The canonical example where this matters is when Tm would normally lie close to the boundary of a process cycle (beginning or end). The boundary is defined in audio time. One one cycle, we decide that Tm should be considered to be in the following cycle. On the next cycle, we decide that it should be in the previous cycle. The result is that we effectively never handle events at Tm.
As mentioned above, this will not happen if we only ever convert in a single direction (e.g. musical -> audio or audio->music) since the rounding will be consistent. But limiting the conversions to be only ever in a single direction in a DAW is hard. We may wish to add values from two different time domains and get the result in either time domain, for example.
Consequently, any time representation must be able to minimize (or preferably eliminate) any real-world penalties that might occur from bidirectional conversions between time domains.
Dealing with changes to the tempo map
Whatever form musical time is represented with, there will be times when the tempo map is changed. When this happens, potentially each and every musical domain time maps to a different audio domain time. This must be handled efficiently and completely.
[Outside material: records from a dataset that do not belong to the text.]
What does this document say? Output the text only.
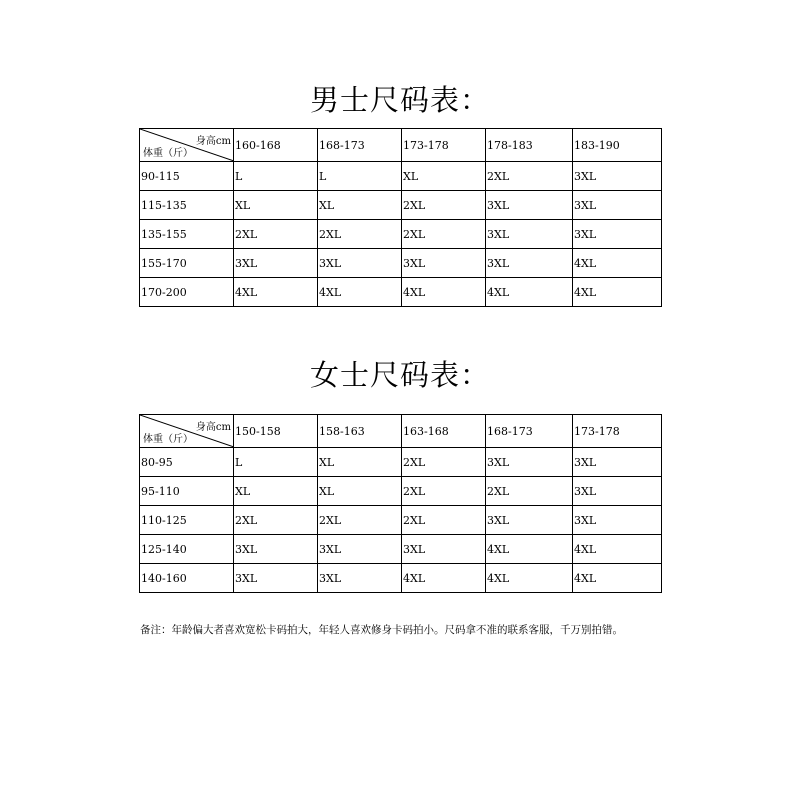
男士尺码表：
身高cm
体重（斤）	160-168	168-173	173-178	178-183	183-190
90-115	L	L	XL	2XL	3XL
115-135	XL	XL	2XL	3XL	3XL
135-155	2XL	2XL	2XL	3XL	3XL
155-170	3XL	3XL	3XL	3XL	4XL
170-200	4XL	4XL	4XL	4XL	4XL
女士尺码表：
身高cm
体重（斤）	150-158	158-163	163-168	168-173	173-178
80-95	L	XL	2XL	3XL	3XL
95-110	XL	XL	2XL	2XL	3XL
110-125	2XL	2XL	2XL	3XL	3XL
125-140	3XL	3XL	3XL	4XL	4XL
140-160	3XL	3XL	4XL	4XL	4XL
备注：年龄偏大者喜欢宽松卡码拍大，年轻人喜欢修身卡码拍小。尺码拿不准的联系客服，千万别拍错。
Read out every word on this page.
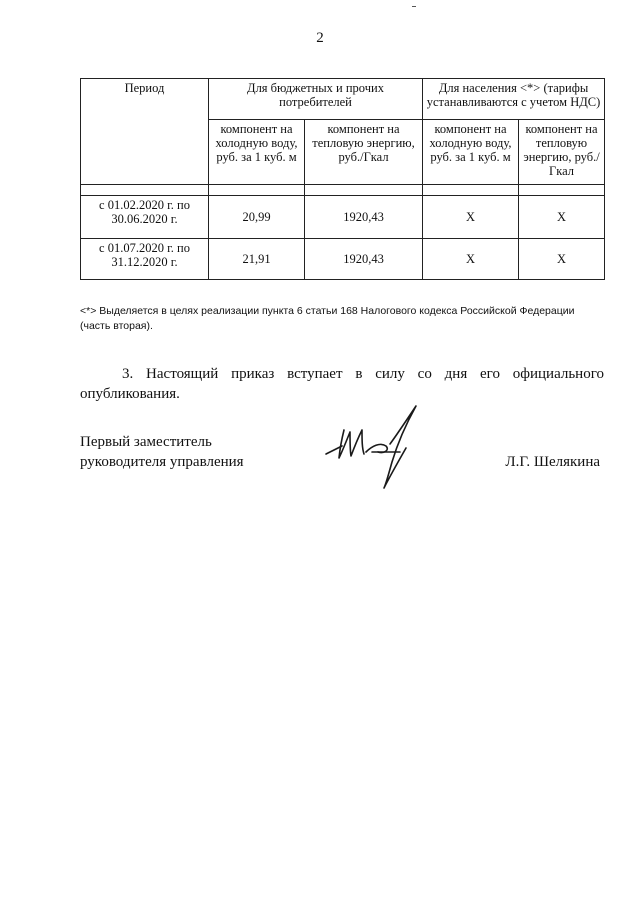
2
Период	Для бюджетных и прочих потребителей		Для населения <*> (тарифы устанавливаются с учетом НДС)	
	компонент на холодную воду, руб. за 1 куб. м	компонент на тепловую энергию, руб./Гкал	компонент на холодную воду, руб. за 1 куб. м	компонент на тепловую энергию, руб./Гкал

с 01.02.2020 г. по 30.06.2020 г.	20,99	1920,43	X	X
с 01.07.2020 г. по 31.12.2020 г.	21,91	1920,43	X	X
<*> Выделяется в целях реализации пункта 6 статьи 168 Налогового кодекса Российской Федерации (часть вторая).
3. Настоящий приказ вступает в силу со дня его официального опубликования.
Первый заместитель
руководителя управления	Л.Г. Шелякина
If musical time is lazily converted to audio time (i.e. there is a canonical form that is recognizable as the musical time domain, and it remains available at all times), then we can simply recompute the mapping between Tm and Ta when necessary.
However, if musical time is converted into some other representation (audio time domain is the most obvious), then when the tempo map changes there is no way to recover the canonical position (see the section above on bi-directional conversion errors).
In addition, if there is a "time type" that does not convey the time domain it is using, there is no way to identify those values that may need updating after a tempo map change, and those that do not.